Hans: Is there any sort of other news regarding compliance and sanctions in crypto - recent news that you could talk about?

Adam: Just a few pieces of news. What we can see now is that the EU has introduced a new regime called MiCA. This regime would require the registration of virtual assets and is likely to come into force this year, with a rollout implementation period of a couple of years from then, because EU law tends to be issued as a directive and then each state has a period of time to bring into force within their own jurisdiction. We’re also seeing in the EU, they are going to introduce a specific regulator of crypto for AML purposes. That would be the first assigned regulator to deal with crypto industry, which is very interesting. Aside from that, we can see that in US market, of course, there's this ongoing discussion about securities about how that's gonna play out over the coming months or year and the treatment of tokens in general, which regulator is going to take charge of these tokens. Is it going to be CFTC? Is it going to be the SEC? And the consequences of that. But yeah, we will certainly keep everyone tuned in with all the regulatory updates and make sure that people are on the ball and understand the consequences. You know, opposition, of course of at Blockpass is that we want to enable compliance for the crypto industry. Because our goal is that this enters the mainstream and for it to enter the mainstream there needs to be some realism around the role of crypto, legal and regulated context.

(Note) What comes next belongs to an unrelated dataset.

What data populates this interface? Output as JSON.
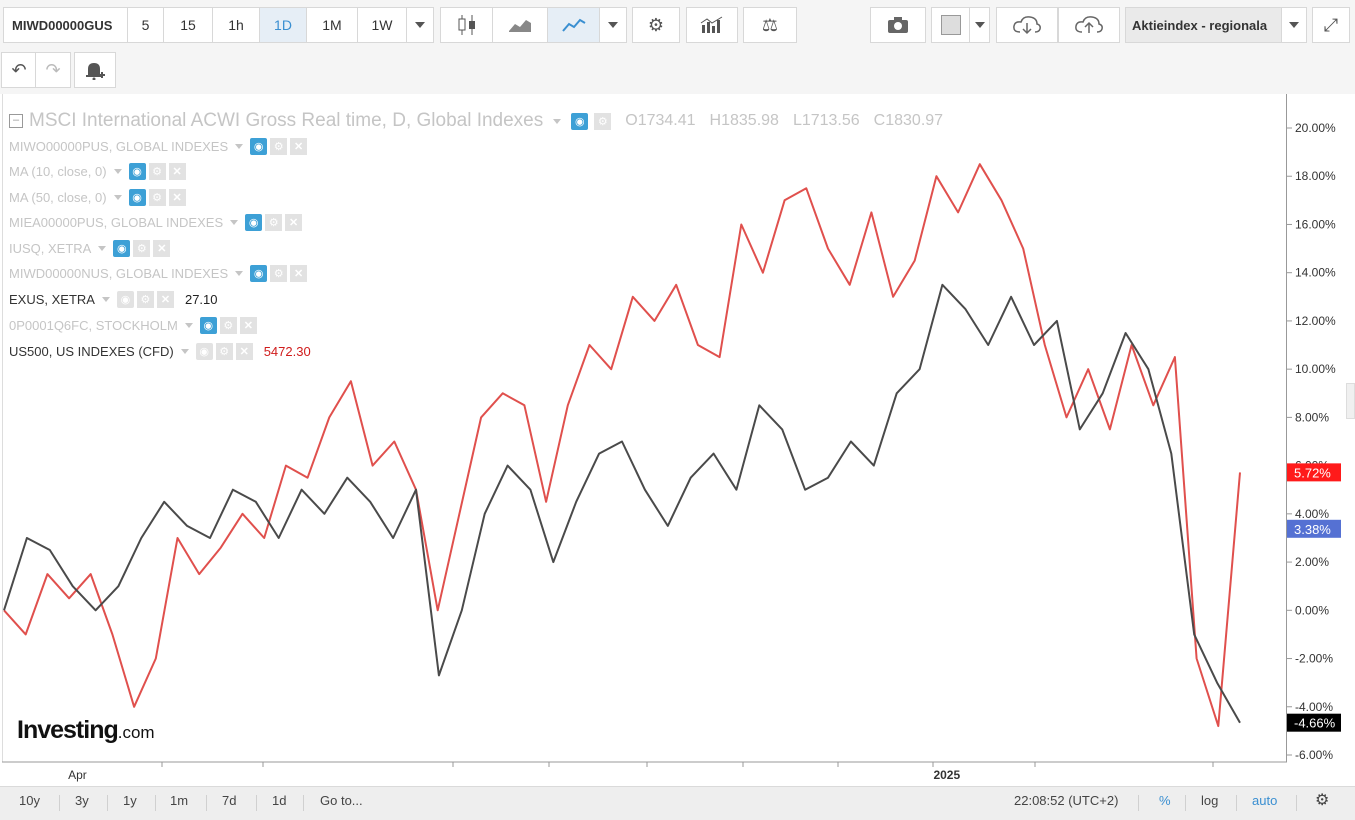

Hans: Yeah. And to add to that… in Blockpass building of sort of blockchain compliance or crypto compliance solutions, and software, we have the user in mind, that the user-centricity in mind is important, I'm sure you agree that the users we want the users to continue to control their data and ultimately be in the driver's seat.

Hans: Absolutely. I think the challenge ahead is to be able to achieve mainstream adoption, we have on the one hand achieve compliance, and on the other hand, decentralization and data protection…all in one. So there's three separate challenges. means that when we build a product, it has to be able to tick all those boxes and address those directly.

Hans: Well, thank you, Adam, for talking to us and it's a pleasure to listen to someone who's so expert in the field. Maybe in the next call or the next show, we can talk about more about European regulations in crypto on the call. And so you know, good bye everyone!